All this will be allowed; and yet, to speak plainly and with that freedom which ancient manners indulge, the barbarity of these forms is not worse than the pedantry of taking such disgust at them. And there are ways, too, by which the most offensive circumstances in this account may be so far qualified as to be almost overlooked, or at least endured. What these are, the capable and intelligent reader or writer is not to be told; and none but such would easily apprehend.
To come then to the OTHER objection of Lord Shaftesbury, which is more considerable.
It would be a manifest falsehood, he thinks, and directly against the truth both of art and nature, to engage the moderns in a grave discourse of any length. And it is true, the great men of our time do not, like the Senators of ancient Rome, spend whole days in learned debate and formal disputation: yet their meetings, especially in private parties, with their friends, are not so wholly frivolous, but that they sometimes discourse seriously, and even pursue a subject of learning or business, not with coherence only, but with some care. And will not this be ground enough for a capable writer to go upon, in reviving the way of Dialogue between such men?
But, to give the most probable air to his fiction, he may find it necessary to recede from the strict imitation of his originals, in one instance.
It may be advisable not to take for his speakers, living persons; I mean, persons, however respectable, of his own age. We may fancy of the dead, what we cannot so readily believe of the living. And thus, by endeavouring a little to deceive ourselves, we may come to think that natural, which is not wholly incredible; and may admit the writer’s invention for a picture, though a studied and flattering one, it may be, of real life.

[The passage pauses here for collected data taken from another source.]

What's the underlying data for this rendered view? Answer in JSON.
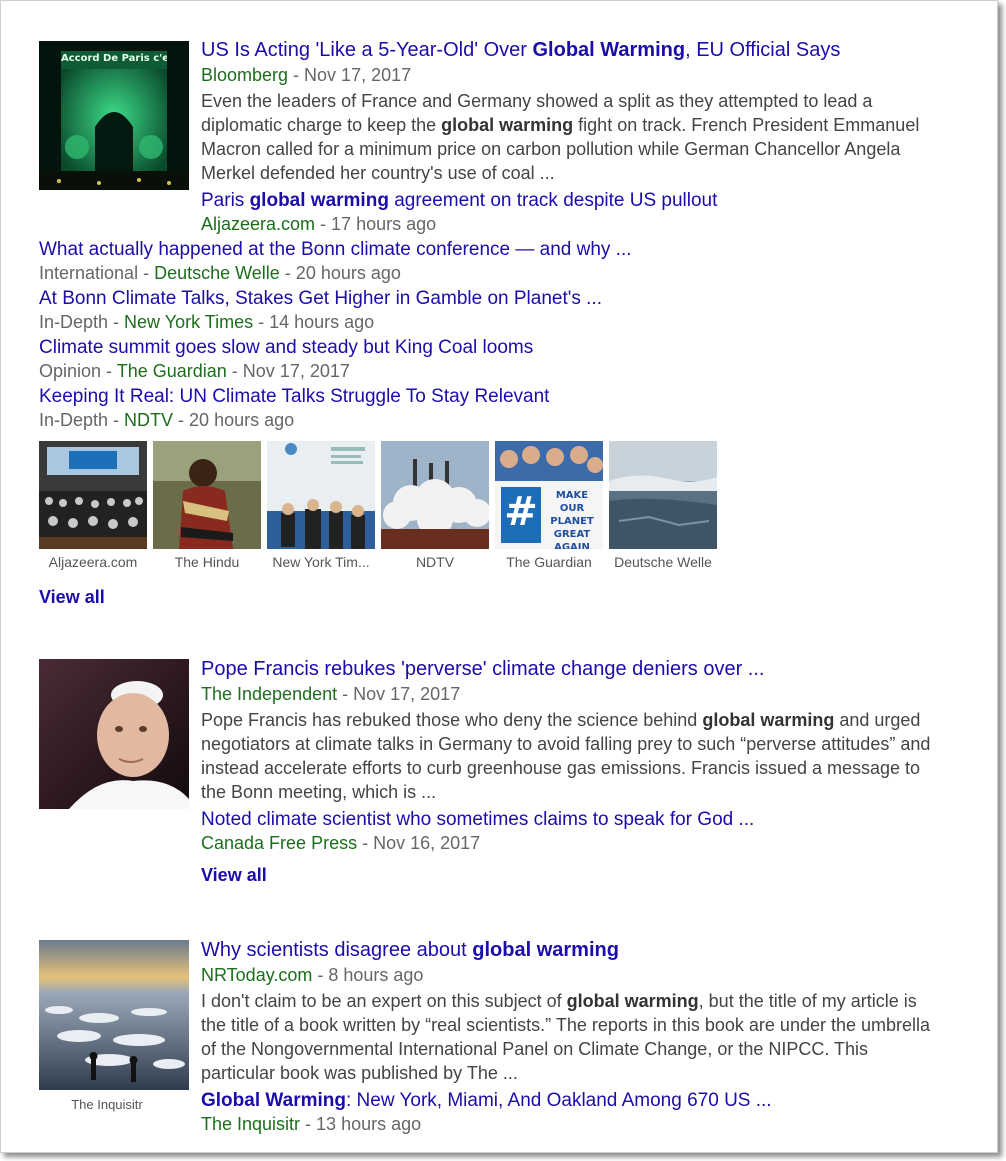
{
  "story1": {
    "title_pre": "US Is Acting 'Like a 5-Year-Old' Over ",
    "title_bold": "Global Warming",
    "title_post": ", EU Official Says",
    "publisher": "Bloomberg",
    "date": " - Nov 17, 2017",
    "snippet_1": "Even the leaders of France and Germany showed a split as they attempted to lead a diplomatic charge to keep the ",
    "snippet_bold": "global warming",
    "snippet_2": " fight on track. French President Emmanuel Macron called for a minimum price on carbon pollution while German Chancellor Angela Merkel defended her country's use of coal ...",
    "image_text": "Accord De Paris c'est fait!",
    "related_1": {
      "title_pre": "Paris ",
      "title_bold": "global warming",
      "title_post": " agreement on track despite US pullout",
      "publisher": "Aljazeera.com",
      "date": " - 17 hours ago"
    },
    "more": [
      {
        "title": "What actually happened at the Bonn climate conference — and why ...",
        "label": "International - ",
        "publisher": "Deutsche Welle",
        "date": " - 20 hours ago"
      },
      {
        "title": "At Bonn Climate Talks, Stakes Get Higher in Gamble on Planet's ...",
        "label": "In-Depth - ",
        "publisher": "New York Times",
        "date": " - 14 hours ago"
      },
      {
        "title": "Climate summit goes slow and steady but King Coal looms",
        "label": "Opinion - ",
        "publisher": "The Guardian",
        "date": " - Nov 17, 2017"
      },
      {
        "title": "Keeping It Real: UN Climate Talks Struggle To Stay Relevant",
        "label": "In-Depth - ",
        "publisher": "NDTV",
        "date": " - 20 hours ago"
      }
    ],
    "thumbs": [
      {
        "caption": "Aljazeera.com"
      },
      {
        "caption": "The Hindu"
      },
      {
        "caption": "New York Tim..."
      },
      {
        "caption": "NDTV"
      },
      {
        "caption": "The Guardian",
        "sign_text": "MAKE OUR PLANET GREAT AGAIN"
      },
      {
        "caption": "Deutsche Welle"
      }
    ],
    "view_all": "View all"
  },
  "story2": {
    "title": "Pope Francis rebukes 'perverse' climate change deniers over ...",
    "publisher": "The Independent",
    "date": " - Nov 17, 2017",
    "snippet_1": "Pope Francis has rebuked those who deny the science behind ",
    "snippet_bold": "global warming",
    "snippet_2": " and urged negotiators at climate talks in Germany to avoid falling prey to such “perverse attitudes” and instead accelerate efforts to curb greenhouse gas emissions. Francis issued a message to the Bonn meeting, which is ...",
    "related_title": "Noted climate scientist who sometimes claims to speak for God ...",
    "related_publisher": "Canada Free Press",
    "related_date": " - Nov 16, 2017",
    "view_all": "View all"
  },
  "story3": {
    "title_pre": "Why scientists disagree about ",
    "title_bold": "global warming",
    "publisher": "NRToday.com",
    "date": " - 8 hours ago",
    "snippet_1": "I don't claim to be an expert on this subject of ",
    "snippet_bold": "global warming",
    "snippet_2": ", but the title of my article is the title of a book written by “real scientists.” The reports in this book are under the umbrella of the Nongovernmental International Panel on Climate Change, or the NIPCC. This particular book was published by The ...",
    "image_caption": "The Inquisitr",
    "related_bold": "Global Warming",
    "related_post": ": New York, Miami, And Oakland Among 670 US ...",
    "related_publisher": "The Inquisitr",
    "related_date": " - 13 hours ago"
  },
  "colors": {
    "link": "#1a0dab",
    "publisher": "#1c6e1c",
    "meta": "#666666",
    "snippet": "#444444"
  }
}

In short, it may be a good rule in modern Dialogue, as it was in ancient Tragedy, to take our subjects, and choose our persons, out of former times. And, under the prejudice of that opinion which is readily entertained of such subjects and characters, an artist may contrive to pass that upon us for Fact, which was only ingenious Fiction; and so wind up his piece to the perfection of ancient Dialogue, without departing too widely from the decorum and truth of conversation in modern life.